Truck Industry Council laments poor start for truck sales


Manufacturers disappointed with January sales figures, as the average age of trucks heads toward 14 years.

Truck Industry Council laments poor start for truck sales
TIC CEO Tony McMullan wants government incentives in place to encourage operators to update their fleets.

 

Sales of new trucks in January only just reached 1,600 units, down 7 per cent on January 2014.

Only the post GFC-affected results of 2009 and 2011 have seen a worse start to a year.

Compared with the record pre-GFC January of 2008 when well over 2,200 trucks were sold, this January’s result is down almost 30 per cent.

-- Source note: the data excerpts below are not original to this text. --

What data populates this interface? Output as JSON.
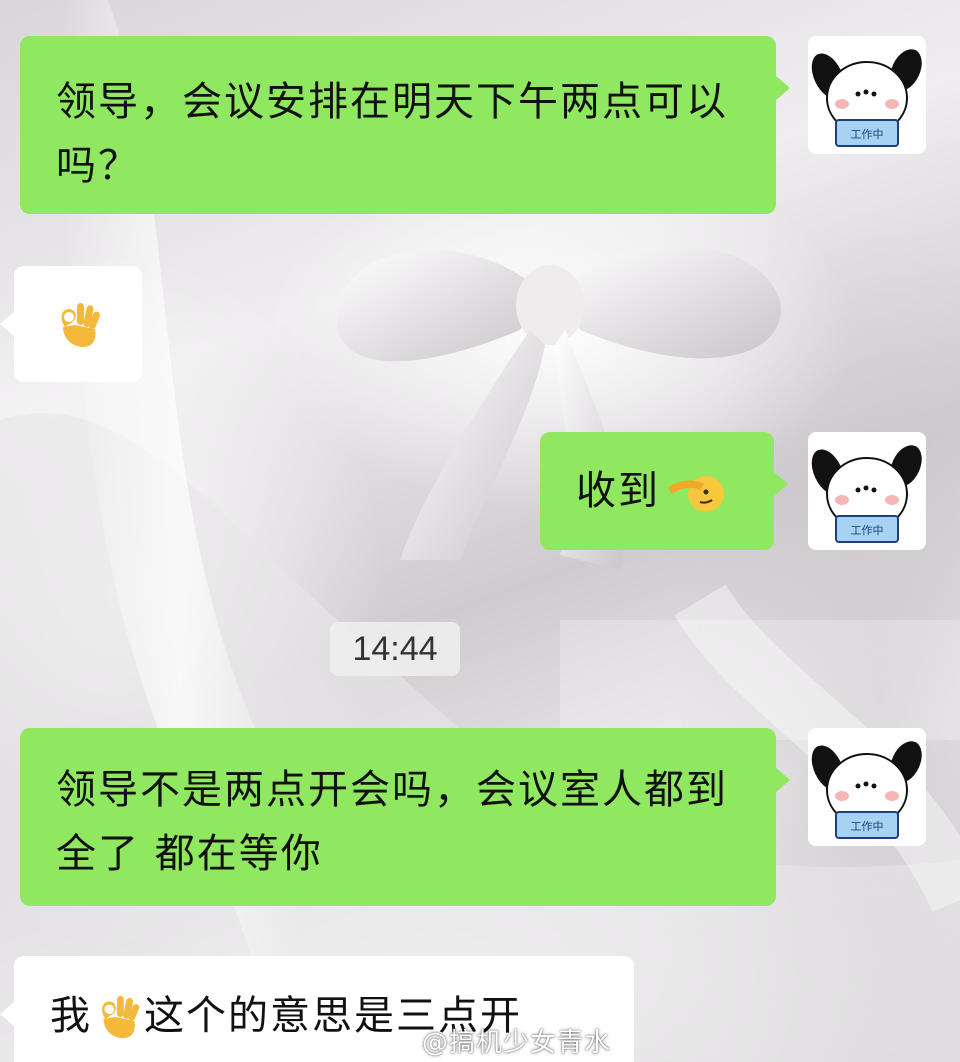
{
  "messages": [
    {
      "side": "right",
      "text": "领导，会议安排在明天下午两点可以吗？"
    },
    {
      "side": "left",
      "emoji": "ok-hand"
    },
    {
      "side": "right",
      "text": "收到",
      "emoji": "saluting-face"
    },
    {
      "side": "right",
      "text": "领导不是两点开会吗，会议室人都到全了 都在等你"
    },
    {
      "side": "left",
      "text_before": "我",
      "emoji": "ok-hand",
      "text_after": "这个的意思是三点开"
    }
  ],
  "timestamp": "14:44",
  "avatar": {
    "caption": "工作中",
    "icon": "pochacco-dog-avatar-icon"
  },
  "watermark": {
    "text": "@搞机少女青水",
    "icon": "weibo-icon"
  },
  "colors": {
    "sent_bubble": "#8fe85f",
    "received_bubble": "#ffffff"
  }
}
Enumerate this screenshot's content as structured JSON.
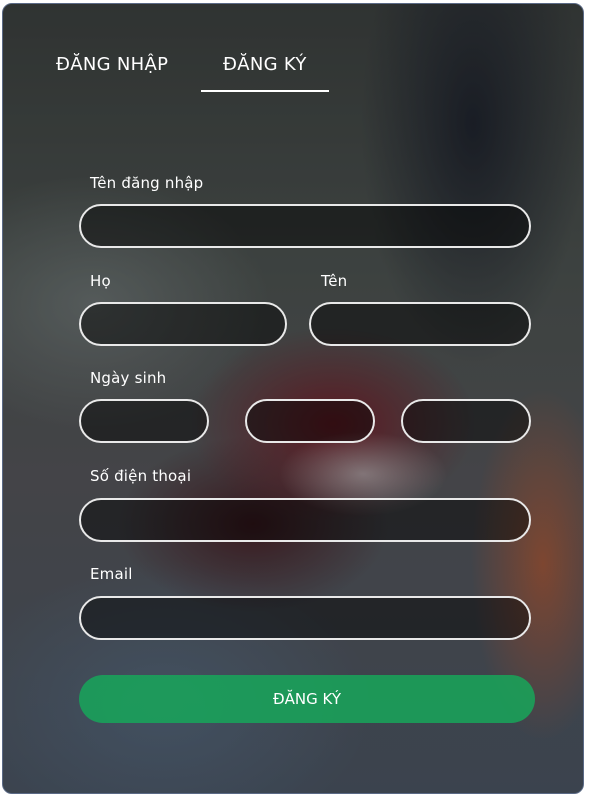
{
  "tabs": {
    "login_label": "ĐĂNG NHẬP",
    "register_label": "ĐĂNG KÝ",
    "active": "register"
  },
  "form": {
    "username": {
      "label": "Tên đăng nhập",
      "value": ""
    },
    "last_name": {
      "label": "Họ",
      "value": ""
    },
    "first_name": {
      "label": "Tên",
      "value": ""
    },
    "birthdate": {
      "label": "Ngày sinh",
      "day": "",
      "month": "",
      "year": ""
    },
    "phone": {
      "label": "Số điện thoại",
      "value": ""
    },
    "email": {
      "label": "Email",
      "value": ""
    },
    "submit_label": "ĐĂNG KÝ"
  },
  "colors": {
    "accent": "#16aa5a",
    "field_border": "#e9e9e9",
    "text": "#ffffff"
  }
}
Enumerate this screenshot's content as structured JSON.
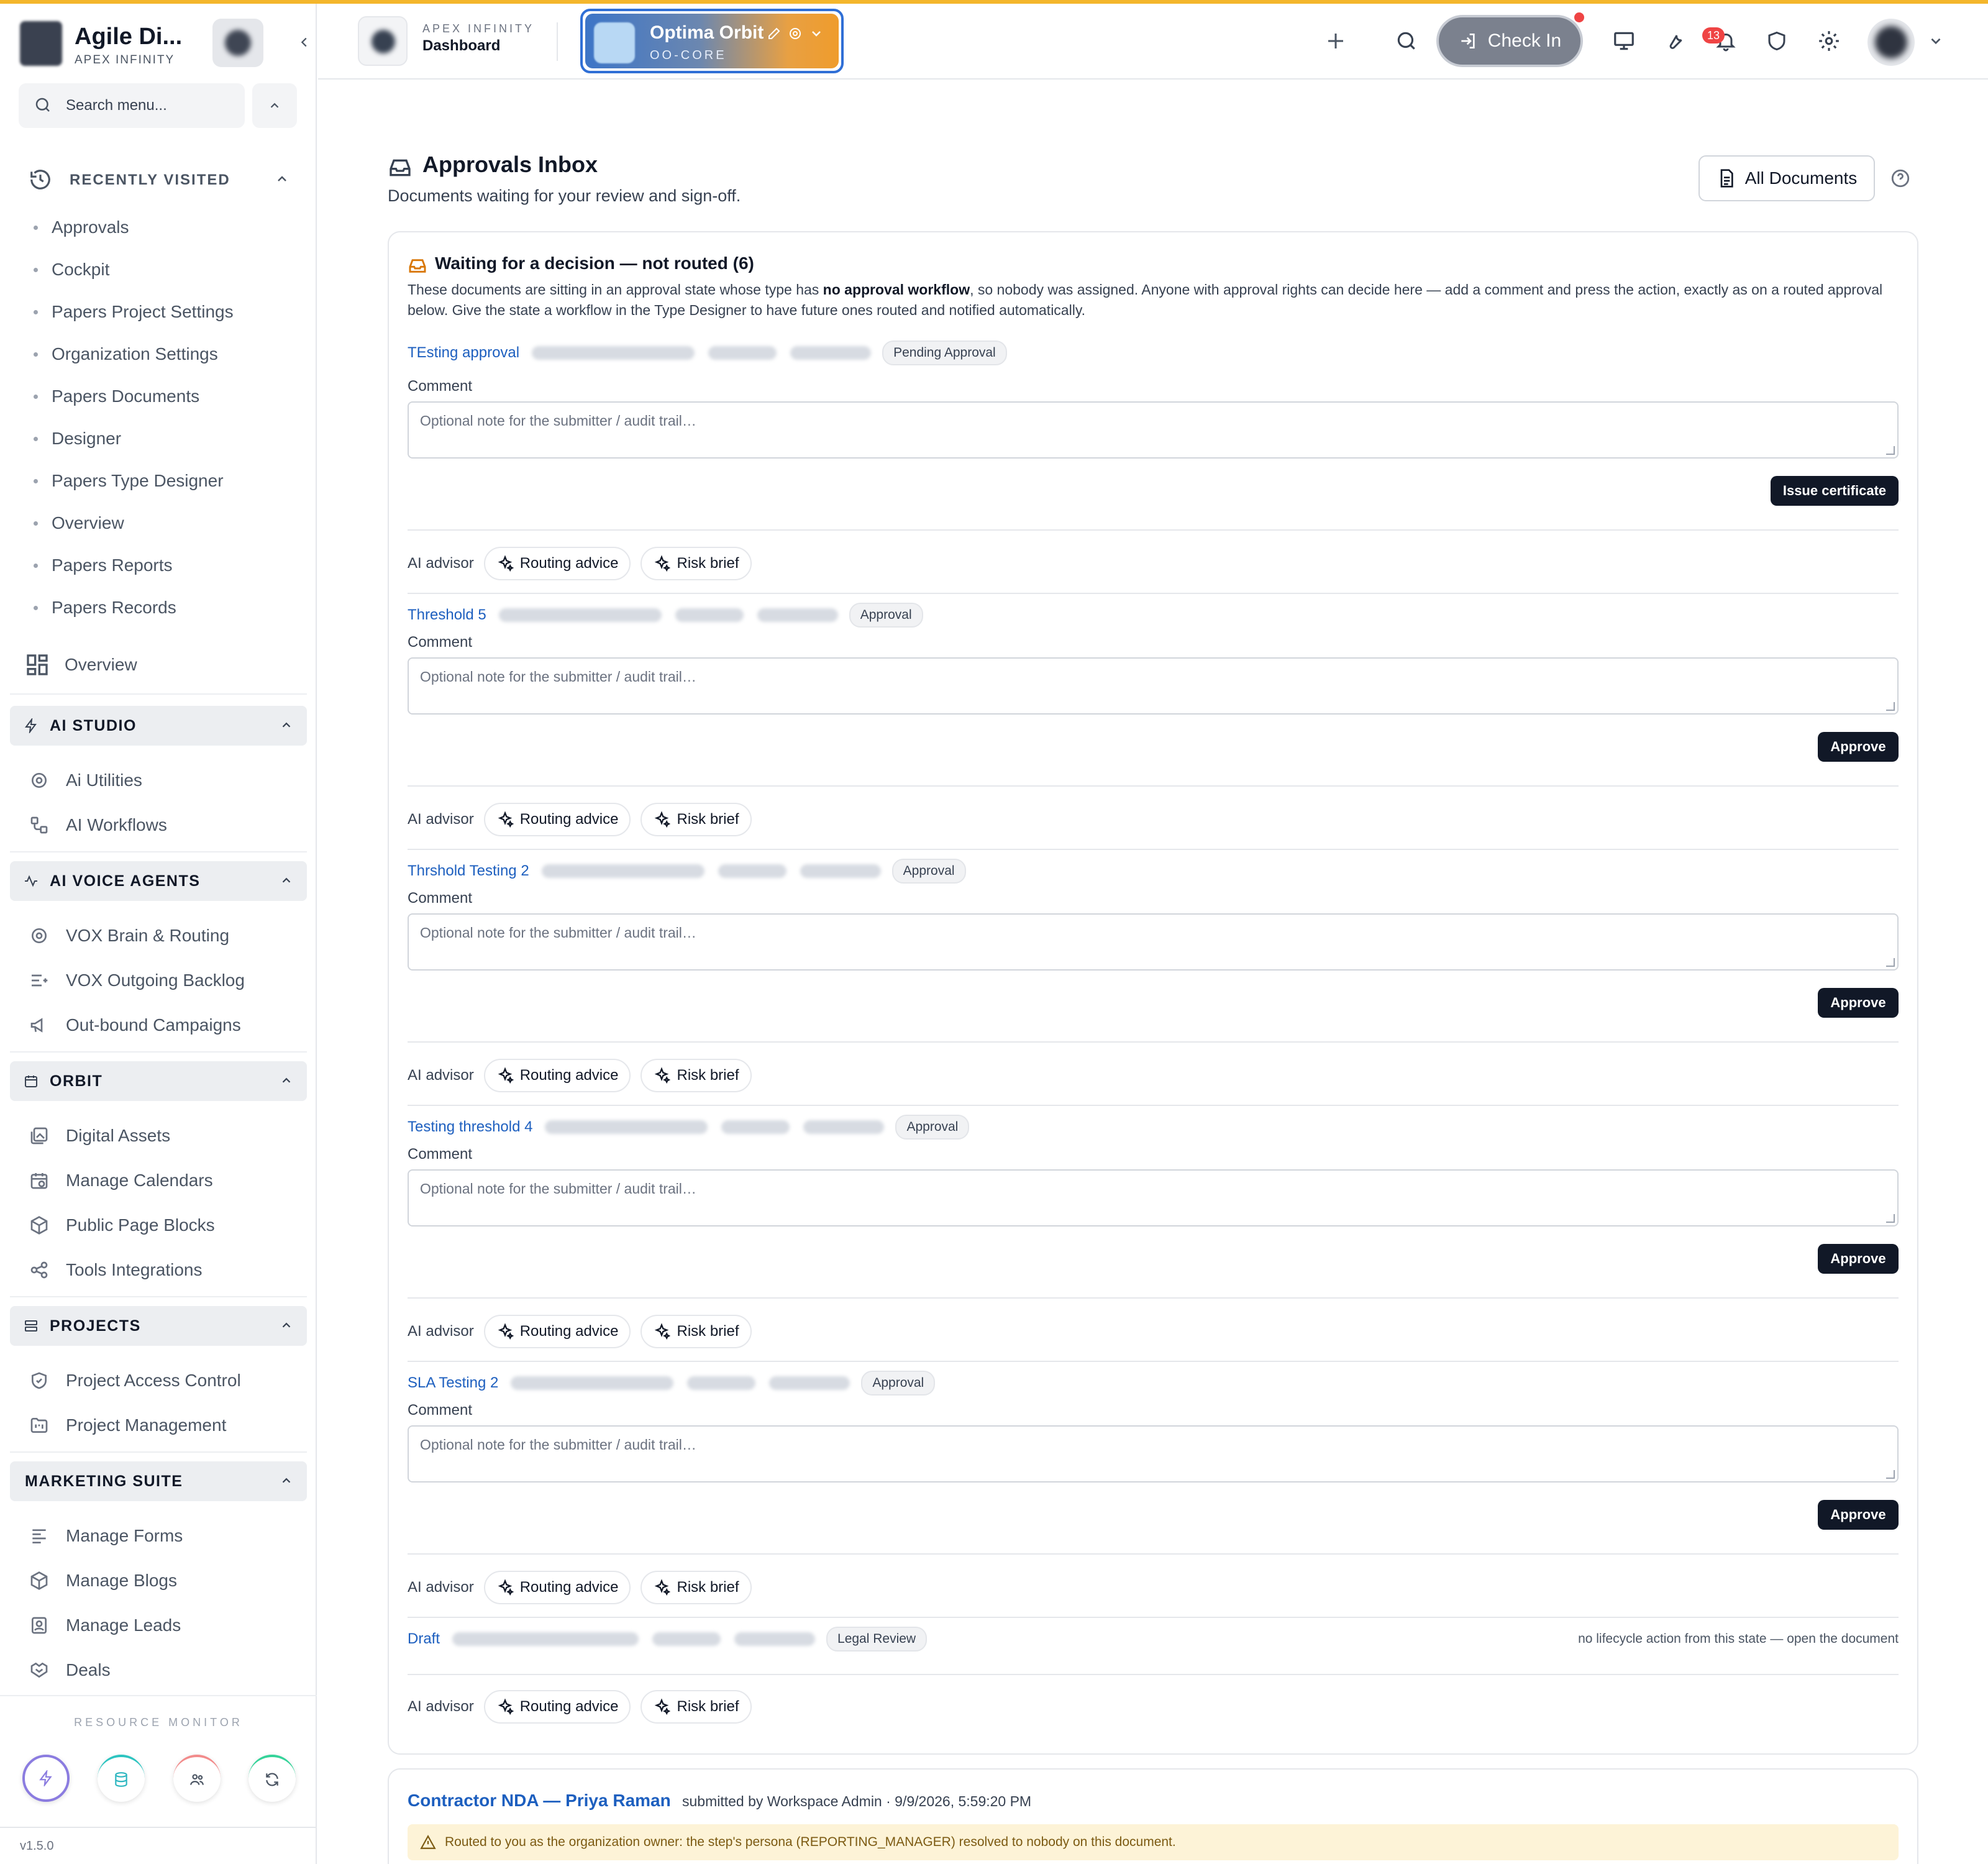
{
  "brand": {
    "name": "Agile Di...",
    "sub": "APEX INFINITY"
  },
  "sidebar": {
    "search_placeholder": "Search menu...",
    "recent_title": "RECENTLY VISITED",
    "recent": [
      "Approvals",
      "Cockpit",
      "Papers Project Settings",
      "Organization Settings",
      "Papers Documents",
      "Designer",
      "Papers Type Designer",
      "Overview",
      "Papers Reports",
      "Papers Records"
    ],
    "overview": "Overview",
    "sections": {
      "ai_studio": {
        "title": "AI STUDIO",
        "items": [
          "Ai Utilities",
          "AI Workflows"
        ]
      },
      "ai_voice": {
        "title": "AI VOICE AGENTS",
        "items": [
          "VOX Brain & Routing",
          "VOX Outgoing Backlog",
          "Out-bound Campaigns"
        ]
      },
      "orbit": {
        "title": "ORBIT",
        "items": [
          "Digital Assets",
          "Manage Calendars",
          "Public Page Blocks",
          "Tools Integrations"
        ]
      },
      "projects": {
        "title": "PROJECTS",
        "items": [
          "Project Access Control",
          "Project Management"
        ]
      },
      "marketing": {
        "title": "MARKETING SUITE",
        "items": [
          "Manage Forms",
          "Manage Blogs",
          "Manage Leads",
          "Deals"
        ]
      }
    },
    "resource_monitor": "RESOURCE MONITOR",
    "version": "v1.5.0"
  },
  "topbar": {
    "workspace_sub": "APEX INFINITY",
    "workspace_name": "Dashboard",
    "org_name": "Optima Orbit",
    "org_sub": "OO-CORE",
    "checkin": "Check In",
    "notifications": "13",
    "colors": {
      "accent_top": "#f4b62c",
      "org_gradient_start": "#3d75c7",
      "org_gradient_end": "#ef9c2c",
      "badge": "#ef4444"
    }
  },
  "page": {
    "title": "Approvals Inbox",
    "subtitle": "Documents waiting for your review and sign-off.",
    "all_documents": "All Documents"
  },
  "waiting": {
    "title": "Waiting for a decision — not routed (6)",
    "desc_1": "These documents are sitting in an approval state whose type has ",
    "desc_bold": "no approval workflow",
    "desc_2": ", so nobody was assigned. Anyone with approval rights can decide here — add a comment and press the action, exactly as on a routed approval below. Give the state a workflow in the Type Designer to have future ones routed and notified automatically.",
    "comment_label": "Comment",
    "comment_placeholder": "Optional note for the submitter / audit trail…",
    "advisor_label": "AI advisor",
    "routing_advice": "Routing advice",
    "risk_brief": "Risk brief",
    "documents": [
      {
        "title": "TEsting approval",
        "status": "Pending Approval",
        "action": "Issue certificate"
      },
      {
        "title": "Threshold 5",
        "status": "Approval",
        "action": "Approve"
      },
      {
        "title": "Thrshold Testing 2",
        "status": "Approval",
        "action": "Approve"
      },
      {
        "title": "Testing threshold 4",
        "status": "Approval",
        "action": "Approve"
      },
      {
        "title": "SLA Testing 2",
        "status": "Approval",
        "action": "Approve"
      },
      {
        "title": "Draft",
        "status": "Legal Review",
        "note": "no lifecycle action from this state — open the document"
      }
    ]
  },
  "routed": {
    "title": "Contractor NDA — Priya Raman",
    "meta": "submitted by Workspace Admin · 9/9/2026, 5:59:20 PM",
    "warning": "Routed to you as the organization owner: the step's persona (REPORTING_MANAGER) resolved to nobody on this document."
  }
}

"This result is in stark contrast to sales results seen in the back half of 2014, and shows clearly that the strong sales that were building, particularly in the last three months of 2014, have not carried into 2015," the Truck Industry Council (TIC) says.

Heavy Duty sales continued to fall in line with the "worrying trends" seen for most of 2014, TIC says.

A total of 518 heavy trucks were sold for the month, down 13 per cent on the start of 2014.

Light Duty trucks also took "quite a hit" with only 448 sales, down by 16 per cent, "and one of the worst starts to a year for this segment in the last decade".

"I would be lying if I said that the January 2015 truck sales results were anything but disappointing," TIC CEO Tony McMullan says.

"Australia’s freight task continues to grow year on year and unless new truck sales grow year on year at a greater rate, Australia’s truck park gets older."

However, the Medium Duty segment was "something of a surprise" with sales up slightly to 336 trucks.

TIC says heavy commercial vans continued to go against the general trend, as they did in 2014.

In January total sales were 312, up 15 per cent – the best ever start to a year for the van segment.

McMullan says TIC expects the average age of trucks to exceed 14 years in the next year or two, and he believes government needs to do more to entice operators to update their rigs.

"TIC’s member companies are offering some of the most technically advanced, environmentally friendly and safe trucks available, but take-up by operators is slow," he says.

"This reality cannot be ignored by those within government charged with developing road transport and infrastructure policy. Incentives that encourage operator uptake of newer, safer and more productive vehicles are long overdue."